Generative UI and Meta-Apps
For now, coding agent capabilities and reliability are improving at least exponentially, possibly super-exponentially. Maybe this will taper off and saturate at some maximum, but we still have plenty of low hanging reinforcement learning fruit to pick so I would be surprised if progress stopped next week. Software is becoming cheaper to produce and this will continue for the foreseeable future.
“The SaaSpocalypse” may well be upon us. When code is cheap, the calculus of any decision for which the cost of code is a factor changes. The standout here is build-vs-buy. The logic goes: organizations don’t like to build their own software because it’s expensive, so when software is cheap they will build it themselves, right?
But that’s not quite right. Organizations don’t buy software because it’s cheaper than building in-house (often it is not). They buy software for predictability. If you pay for Salesforce instead of building your own alternative in-house: it will be delivered on time, the characteristics (non-functional requirements) are known well in advance, it will have few bugs and the bugs it does have are known, you get some level of guarantee if it breaks, and most importantly it has been battle-tested by organizations far larger than your own so you know that the key abstractions are at least roughly right.
Coding agent advancements help some of these, but not all of them. Salesforce might have to drop their prices, but still provide value over entirely in-house solutions.
Coding agents are rapidly restructuring the tech industry, though. Things will change. The question is what and how?
Generative UI (or Ephemeral UI) is promising. Quick rundown: the idea is that you have the LLM generate “throwaway” UI code live (or maybe not-quite-live?). There’s a lot of investment in this space - A2UI, CopilotKit, assistant-ui, among many others. It’s rare to see in the wild, though. We’ve made some fumbling steps towards it with Claude Artifacts and Gemini/ChatGPT Canvas, but these are pretty basic. I even have agent-generated dashboards in FreedomRPG to present agent-generated data models. Unfortunately, the UIs produced are clunky, buggy, incomplete, insecure, and pretty slow to generate (a simple Claude artifact takes a few minutes to generate with Opus 4.6). The models aren’t there yet and neither is the tooling around them.
But there’s a huge amount of potential here, right? People with far more product & UI expertise than myself have written at length about all that’s on offer when the models and tooling improve. I can envision a world where the software we interact with on a daily basis is generated live as we need it, exactly to our needs. Replace all your apps with one meta-app - closer to an OS than a typical application.
Unfortunately it’s not going to be that easy. There are a number of ways this could derail before we reach that world.
The real bottleneck here is requirements extraction. Non-technical users don’t know what they need or even want. We can’t even one-shot software that has clear requirements right now, but more RL training in coding environments will fix that. More RL training in coding environments will not fix a lack of mind-reading. There’s a good chance that by the time we get the capability to infer what a non-technical user really wants enough to build what they didn’t even know they needed, we’re well into the AGI (u/dys)topia.

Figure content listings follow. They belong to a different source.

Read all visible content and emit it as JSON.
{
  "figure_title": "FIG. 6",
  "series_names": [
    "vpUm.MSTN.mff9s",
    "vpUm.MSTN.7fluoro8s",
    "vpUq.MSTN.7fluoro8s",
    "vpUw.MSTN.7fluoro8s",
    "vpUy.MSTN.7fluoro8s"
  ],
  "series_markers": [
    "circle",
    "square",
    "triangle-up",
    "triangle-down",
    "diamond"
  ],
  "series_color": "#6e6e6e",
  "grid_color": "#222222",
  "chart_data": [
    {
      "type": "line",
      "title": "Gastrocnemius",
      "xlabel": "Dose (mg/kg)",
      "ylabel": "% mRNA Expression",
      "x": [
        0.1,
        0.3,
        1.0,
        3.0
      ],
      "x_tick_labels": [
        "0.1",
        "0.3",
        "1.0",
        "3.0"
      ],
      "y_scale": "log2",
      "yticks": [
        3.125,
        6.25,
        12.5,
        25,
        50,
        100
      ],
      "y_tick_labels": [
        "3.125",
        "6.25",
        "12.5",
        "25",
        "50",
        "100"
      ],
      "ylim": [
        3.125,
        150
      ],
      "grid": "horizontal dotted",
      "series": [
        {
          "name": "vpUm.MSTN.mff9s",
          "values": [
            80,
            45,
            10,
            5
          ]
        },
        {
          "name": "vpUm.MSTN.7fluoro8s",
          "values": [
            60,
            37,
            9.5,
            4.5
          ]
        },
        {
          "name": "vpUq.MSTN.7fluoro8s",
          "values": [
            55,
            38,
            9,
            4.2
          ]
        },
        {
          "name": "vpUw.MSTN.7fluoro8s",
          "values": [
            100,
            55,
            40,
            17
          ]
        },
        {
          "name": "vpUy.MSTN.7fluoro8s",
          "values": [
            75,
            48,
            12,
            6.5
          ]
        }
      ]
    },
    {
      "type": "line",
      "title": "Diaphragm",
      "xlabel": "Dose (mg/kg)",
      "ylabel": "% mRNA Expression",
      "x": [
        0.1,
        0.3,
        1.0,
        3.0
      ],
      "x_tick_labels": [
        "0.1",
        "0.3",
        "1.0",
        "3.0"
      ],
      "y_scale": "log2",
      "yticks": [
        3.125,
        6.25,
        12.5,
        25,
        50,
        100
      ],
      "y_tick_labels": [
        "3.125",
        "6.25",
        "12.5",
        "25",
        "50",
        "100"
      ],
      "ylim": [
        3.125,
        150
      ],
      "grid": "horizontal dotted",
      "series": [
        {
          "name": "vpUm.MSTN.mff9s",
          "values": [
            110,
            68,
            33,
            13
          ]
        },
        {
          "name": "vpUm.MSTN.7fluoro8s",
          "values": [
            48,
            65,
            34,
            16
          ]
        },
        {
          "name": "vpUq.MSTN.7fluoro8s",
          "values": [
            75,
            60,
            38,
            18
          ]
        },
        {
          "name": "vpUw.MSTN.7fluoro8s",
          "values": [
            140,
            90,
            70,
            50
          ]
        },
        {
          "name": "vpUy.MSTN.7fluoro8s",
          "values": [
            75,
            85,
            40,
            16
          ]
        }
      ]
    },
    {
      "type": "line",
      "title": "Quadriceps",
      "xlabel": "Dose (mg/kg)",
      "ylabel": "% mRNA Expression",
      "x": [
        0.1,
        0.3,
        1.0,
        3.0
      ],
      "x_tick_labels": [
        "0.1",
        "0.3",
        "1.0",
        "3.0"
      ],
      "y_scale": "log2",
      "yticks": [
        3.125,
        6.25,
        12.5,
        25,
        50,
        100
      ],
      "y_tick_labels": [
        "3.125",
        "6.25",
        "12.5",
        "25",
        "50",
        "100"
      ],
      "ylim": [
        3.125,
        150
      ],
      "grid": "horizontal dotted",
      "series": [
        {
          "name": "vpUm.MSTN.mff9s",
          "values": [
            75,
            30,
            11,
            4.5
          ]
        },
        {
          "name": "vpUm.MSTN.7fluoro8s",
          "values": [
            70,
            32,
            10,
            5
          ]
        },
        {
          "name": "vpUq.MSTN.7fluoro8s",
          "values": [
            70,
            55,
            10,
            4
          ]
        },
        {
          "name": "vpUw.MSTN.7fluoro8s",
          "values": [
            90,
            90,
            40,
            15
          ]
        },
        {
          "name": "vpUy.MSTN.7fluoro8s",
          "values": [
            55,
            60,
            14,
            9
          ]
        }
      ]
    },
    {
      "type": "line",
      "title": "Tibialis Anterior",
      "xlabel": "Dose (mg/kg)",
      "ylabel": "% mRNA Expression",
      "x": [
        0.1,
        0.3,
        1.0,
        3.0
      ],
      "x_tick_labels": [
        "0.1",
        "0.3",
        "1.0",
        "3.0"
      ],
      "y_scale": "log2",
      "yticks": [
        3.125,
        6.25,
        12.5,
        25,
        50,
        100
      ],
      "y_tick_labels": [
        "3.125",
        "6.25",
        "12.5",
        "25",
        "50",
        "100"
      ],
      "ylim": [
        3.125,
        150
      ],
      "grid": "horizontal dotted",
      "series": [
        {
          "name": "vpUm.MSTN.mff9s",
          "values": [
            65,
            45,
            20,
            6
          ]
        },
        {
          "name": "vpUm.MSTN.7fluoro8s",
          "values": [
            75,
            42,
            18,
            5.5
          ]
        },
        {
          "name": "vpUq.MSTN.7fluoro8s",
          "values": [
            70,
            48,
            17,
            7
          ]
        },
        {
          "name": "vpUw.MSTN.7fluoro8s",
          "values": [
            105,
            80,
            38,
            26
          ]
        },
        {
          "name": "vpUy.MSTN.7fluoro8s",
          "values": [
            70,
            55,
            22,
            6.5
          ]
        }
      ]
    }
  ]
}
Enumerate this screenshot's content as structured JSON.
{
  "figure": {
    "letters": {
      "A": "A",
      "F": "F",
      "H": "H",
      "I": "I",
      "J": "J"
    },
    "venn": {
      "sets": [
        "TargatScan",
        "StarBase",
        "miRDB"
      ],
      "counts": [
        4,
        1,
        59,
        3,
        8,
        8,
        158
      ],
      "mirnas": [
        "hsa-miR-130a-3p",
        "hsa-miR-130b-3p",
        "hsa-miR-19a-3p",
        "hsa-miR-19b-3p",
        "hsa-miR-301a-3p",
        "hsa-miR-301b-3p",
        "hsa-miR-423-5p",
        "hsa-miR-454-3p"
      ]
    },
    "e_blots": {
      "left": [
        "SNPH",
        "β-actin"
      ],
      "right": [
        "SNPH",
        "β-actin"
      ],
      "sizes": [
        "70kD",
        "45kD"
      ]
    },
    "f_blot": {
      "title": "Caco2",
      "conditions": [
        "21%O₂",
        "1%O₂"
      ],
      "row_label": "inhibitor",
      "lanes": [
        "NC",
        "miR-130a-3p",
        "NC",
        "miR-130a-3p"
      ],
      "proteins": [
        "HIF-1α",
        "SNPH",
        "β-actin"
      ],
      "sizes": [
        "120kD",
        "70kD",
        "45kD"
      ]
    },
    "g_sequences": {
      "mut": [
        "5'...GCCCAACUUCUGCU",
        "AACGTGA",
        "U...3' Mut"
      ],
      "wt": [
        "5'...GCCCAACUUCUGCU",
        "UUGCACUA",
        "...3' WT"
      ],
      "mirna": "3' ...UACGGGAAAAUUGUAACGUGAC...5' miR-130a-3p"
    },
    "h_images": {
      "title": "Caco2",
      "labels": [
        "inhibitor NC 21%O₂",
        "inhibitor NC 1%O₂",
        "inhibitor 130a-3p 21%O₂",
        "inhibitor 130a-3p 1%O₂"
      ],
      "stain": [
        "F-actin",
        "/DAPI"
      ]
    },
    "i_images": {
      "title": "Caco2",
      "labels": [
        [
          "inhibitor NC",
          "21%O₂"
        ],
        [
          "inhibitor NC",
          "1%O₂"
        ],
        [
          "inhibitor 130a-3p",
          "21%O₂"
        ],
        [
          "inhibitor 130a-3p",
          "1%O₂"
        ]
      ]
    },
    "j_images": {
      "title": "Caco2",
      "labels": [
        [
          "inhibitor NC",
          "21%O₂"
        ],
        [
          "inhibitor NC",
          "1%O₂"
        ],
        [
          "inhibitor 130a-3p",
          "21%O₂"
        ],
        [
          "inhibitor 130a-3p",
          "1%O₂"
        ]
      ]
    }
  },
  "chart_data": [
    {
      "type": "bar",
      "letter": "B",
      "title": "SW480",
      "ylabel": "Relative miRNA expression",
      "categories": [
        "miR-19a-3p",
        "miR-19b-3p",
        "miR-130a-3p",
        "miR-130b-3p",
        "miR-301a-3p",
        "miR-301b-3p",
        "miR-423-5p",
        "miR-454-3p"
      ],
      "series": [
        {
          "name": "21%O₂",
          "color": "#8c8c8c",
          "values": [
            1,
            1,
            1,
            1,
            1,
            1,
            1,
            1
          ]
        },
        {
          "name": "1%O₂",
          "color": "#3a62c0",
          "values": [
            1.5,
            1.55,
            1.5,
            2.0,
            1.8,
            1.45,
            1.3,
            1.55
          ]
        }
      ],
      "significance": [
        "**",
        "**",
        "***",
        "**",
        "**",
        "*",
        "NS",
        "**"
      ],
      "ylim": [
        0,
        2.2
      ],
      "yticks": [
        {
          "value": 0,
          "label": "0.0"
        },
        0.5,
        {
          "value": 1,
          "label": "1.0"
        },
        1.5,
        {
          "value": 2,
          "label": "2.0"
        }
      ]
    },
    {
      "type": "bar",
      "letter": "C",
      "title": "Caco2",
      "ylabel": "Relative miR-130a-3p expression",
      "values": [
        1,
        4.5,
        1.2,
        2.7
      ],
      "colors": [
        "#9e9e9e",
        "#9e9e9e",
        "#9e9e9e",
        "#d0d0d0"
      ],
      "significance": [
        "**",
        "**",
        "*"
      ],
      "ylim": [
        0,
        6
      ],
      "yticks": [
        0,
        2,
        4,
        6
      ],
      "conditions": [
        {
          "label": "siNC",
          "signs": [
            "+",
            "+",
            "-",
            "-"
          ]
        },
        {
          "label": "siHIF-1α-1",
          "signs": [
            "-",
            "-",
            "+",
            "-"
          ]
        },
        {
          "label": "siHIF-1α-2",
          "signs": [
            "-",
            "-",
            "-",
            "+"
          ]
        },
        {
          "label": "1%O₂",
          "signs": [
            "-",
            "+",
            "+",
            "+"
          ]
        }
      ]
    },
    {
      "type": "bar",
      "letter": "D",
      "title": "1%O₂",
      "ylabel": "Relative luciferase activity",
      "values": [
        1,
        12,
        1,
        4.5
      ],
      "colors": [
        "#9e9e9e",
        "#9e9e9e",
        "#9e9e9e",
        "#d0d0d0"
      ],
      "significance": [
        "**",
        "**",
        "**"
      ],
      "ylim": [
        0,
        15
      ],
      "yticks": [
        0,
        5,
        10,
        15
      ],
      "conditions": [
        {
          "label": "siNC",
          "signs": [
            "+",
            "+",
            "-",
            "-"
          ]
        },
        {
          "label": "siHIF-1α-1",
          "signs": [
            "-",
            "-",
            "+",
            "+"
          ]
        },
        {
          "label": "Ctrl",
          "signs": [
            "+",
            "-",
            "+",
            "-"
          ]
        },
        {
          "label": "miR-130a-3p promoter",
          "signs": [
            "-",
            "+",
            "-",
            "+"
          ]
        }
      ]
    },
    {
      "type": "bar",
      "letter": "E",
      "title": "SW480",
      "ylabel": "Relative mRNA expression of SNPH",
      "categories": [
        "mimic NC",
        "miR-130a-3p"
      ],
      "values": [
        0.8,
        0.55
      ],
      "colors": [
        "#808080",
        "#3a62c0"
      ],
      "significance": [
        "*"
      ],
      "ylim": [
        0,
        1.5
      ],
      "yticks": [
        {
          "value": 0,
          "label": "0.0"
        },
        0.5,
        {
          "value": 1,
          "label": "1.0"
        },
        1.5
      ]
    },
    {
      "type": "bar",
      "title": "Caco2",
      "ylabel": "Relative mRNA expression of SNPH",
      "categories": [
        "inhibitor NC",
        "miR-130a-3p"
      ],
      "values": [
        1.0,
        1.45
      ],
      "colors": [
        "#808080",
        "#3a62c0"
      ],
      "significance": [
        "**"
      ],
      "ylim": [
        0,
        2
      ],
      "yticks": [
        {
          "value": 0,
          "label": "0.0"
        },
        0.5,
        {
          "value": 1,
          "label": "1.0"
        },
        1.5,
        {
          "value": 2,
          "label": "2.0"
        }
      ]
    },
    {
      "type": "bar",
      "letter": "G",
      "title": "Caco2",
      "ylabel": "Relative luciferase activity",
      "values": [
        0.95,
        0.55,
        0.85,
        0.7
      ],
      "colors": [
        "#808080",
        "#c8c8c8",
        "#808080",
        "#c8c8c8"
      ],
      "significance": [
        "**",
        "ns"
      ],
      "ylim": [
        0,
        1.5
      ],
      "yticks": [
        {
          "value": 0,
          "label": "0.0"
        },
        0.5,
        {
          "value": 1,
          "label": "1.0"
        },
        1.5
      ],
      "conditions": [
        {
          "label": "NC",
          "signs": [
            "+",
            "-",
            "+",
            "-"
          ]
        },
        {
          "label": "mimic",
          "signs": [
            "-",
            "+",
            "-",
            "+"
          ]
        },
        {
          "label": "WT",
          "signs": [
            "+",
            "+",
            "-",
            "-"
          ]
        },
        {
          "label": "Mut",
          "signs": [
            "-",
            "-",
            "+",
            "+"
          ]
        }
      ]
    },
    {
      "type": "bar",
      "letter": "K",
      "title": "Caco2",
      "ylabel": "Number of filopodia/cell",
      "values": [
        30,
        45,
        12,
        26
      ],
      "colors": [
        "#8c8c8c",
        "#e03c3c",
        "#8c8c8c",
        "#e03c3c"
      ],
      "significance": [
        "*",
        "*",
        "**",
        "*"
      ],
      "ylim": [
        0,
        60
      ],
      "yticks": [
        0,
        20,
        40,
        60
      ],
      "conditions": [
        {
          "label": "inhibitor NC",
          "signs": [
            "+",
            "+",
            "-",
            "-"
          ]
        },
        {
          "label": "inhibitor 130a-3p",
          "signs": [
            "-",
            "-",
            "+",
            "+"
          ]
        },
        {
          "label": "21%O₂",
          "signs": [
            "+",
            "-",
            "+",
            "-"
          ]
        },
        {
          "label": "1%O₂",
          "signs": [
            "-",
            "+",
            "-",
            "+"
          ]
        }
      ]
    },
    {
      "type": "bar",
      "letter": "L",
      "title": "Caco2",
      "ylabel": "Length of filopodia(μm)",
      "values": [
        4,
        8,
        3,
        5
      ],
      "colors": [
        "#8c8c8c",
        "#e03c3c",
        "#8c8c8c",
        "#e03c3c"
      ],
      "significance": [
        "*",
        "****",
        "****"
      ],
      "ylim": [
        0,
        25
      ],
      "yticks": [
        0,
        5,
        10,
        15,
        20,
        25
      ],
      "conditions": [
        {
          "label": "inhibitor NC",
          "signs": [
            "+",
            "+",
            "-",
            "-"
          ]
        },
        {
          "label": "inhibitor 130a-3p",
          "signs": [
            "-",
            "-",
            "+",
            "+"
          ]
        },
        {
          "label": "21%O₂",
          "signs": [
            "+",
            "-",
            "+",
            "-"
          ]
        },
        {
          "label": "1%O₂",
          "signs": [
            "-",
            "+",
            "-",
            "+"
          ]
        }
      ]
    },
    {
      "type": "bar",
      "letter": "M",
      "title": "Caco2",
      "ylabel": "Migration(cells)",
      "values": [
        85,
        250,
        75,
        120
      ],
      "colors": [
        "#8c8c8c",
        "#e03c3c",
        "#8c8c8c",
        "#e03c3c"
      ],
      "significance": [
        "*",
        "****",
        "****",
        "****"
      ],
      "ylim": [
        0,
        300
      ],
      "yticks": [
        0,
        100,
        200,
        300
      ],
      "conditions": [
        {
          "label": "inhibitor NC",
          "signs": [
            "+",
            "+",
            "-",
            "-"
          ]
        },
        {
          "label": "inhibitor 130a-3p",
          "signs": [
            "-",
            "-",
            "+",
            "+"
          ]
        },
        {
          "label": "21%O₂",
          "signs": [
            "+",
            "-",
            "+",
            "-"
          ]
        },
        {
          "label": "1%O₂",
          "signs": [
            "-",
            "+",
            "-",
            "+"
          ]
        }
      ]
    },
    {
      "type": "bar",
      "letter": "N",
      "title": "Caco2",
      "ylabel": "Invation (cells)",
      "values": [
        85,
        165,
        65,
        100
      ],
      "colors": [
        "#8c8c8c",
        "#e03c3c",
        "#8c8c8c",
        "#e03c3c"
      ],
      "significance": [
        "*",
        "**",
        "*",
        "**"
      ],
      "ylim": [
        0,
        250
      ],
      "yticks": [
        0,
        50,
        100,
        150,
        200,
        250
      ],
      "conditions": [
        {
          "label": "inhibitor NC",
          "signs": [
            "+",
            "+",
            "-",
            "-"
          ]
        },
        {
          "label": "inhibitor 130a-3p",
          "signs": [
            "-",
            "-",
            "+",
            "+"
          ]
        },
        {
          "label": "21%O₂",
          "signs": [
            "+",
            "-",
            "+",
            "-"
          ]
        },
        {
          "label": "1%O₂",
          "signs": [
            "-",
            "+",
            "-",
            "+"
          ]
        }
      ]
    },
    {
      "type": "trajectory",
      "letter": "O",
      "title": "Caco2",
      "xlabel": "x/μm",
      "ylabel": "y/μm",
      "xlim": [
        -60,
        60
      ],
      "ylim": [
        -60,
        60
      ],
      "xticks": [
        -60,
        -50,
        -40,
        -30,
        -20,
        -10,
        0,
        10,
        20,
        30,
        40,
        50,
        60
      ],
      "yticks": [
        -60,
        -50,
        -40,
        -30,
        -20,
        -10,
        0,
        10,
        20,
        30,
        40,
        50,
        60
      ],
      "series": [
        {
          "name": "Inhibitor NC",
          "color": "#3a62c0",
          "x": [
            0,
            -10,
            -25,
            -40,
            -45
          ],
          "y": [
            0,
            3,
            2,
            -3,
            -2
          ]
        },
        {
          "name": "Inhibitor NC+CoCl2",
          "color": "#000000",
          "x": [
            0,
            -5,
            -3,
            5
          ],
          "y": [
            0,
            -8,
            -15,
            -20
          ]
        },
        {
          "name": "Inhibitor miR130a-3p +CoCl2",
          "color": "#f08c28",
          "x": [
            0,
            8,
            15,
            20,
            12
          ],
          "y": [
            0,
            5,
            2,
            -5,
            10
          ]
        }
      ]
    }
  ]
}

There’s also a trust (or liability) gap: warranties, compliance, and support contracts for generated software will not be easy. I expect we’ll find the first 80% pretty easy, but “trad-software” also has the final 20% (edge cases, accessibility, etc.) which is likely to be harder to replicate.
Hell, maybe chat interfaces will just get really good and we’ll decide we don’t need specialized UIs at all (unlikely but not out of the question IMO).
Something is happening. The “nothing ever happens” take is wrong here. But the naive takes don’t add up. SaaS is unlikely to go away. Generative UI has roadblocks we still need break down. Enterprise software is still enterprise software and needs to abide by enterprise software rules. Something is happening, but to be honest I’m not really sure what.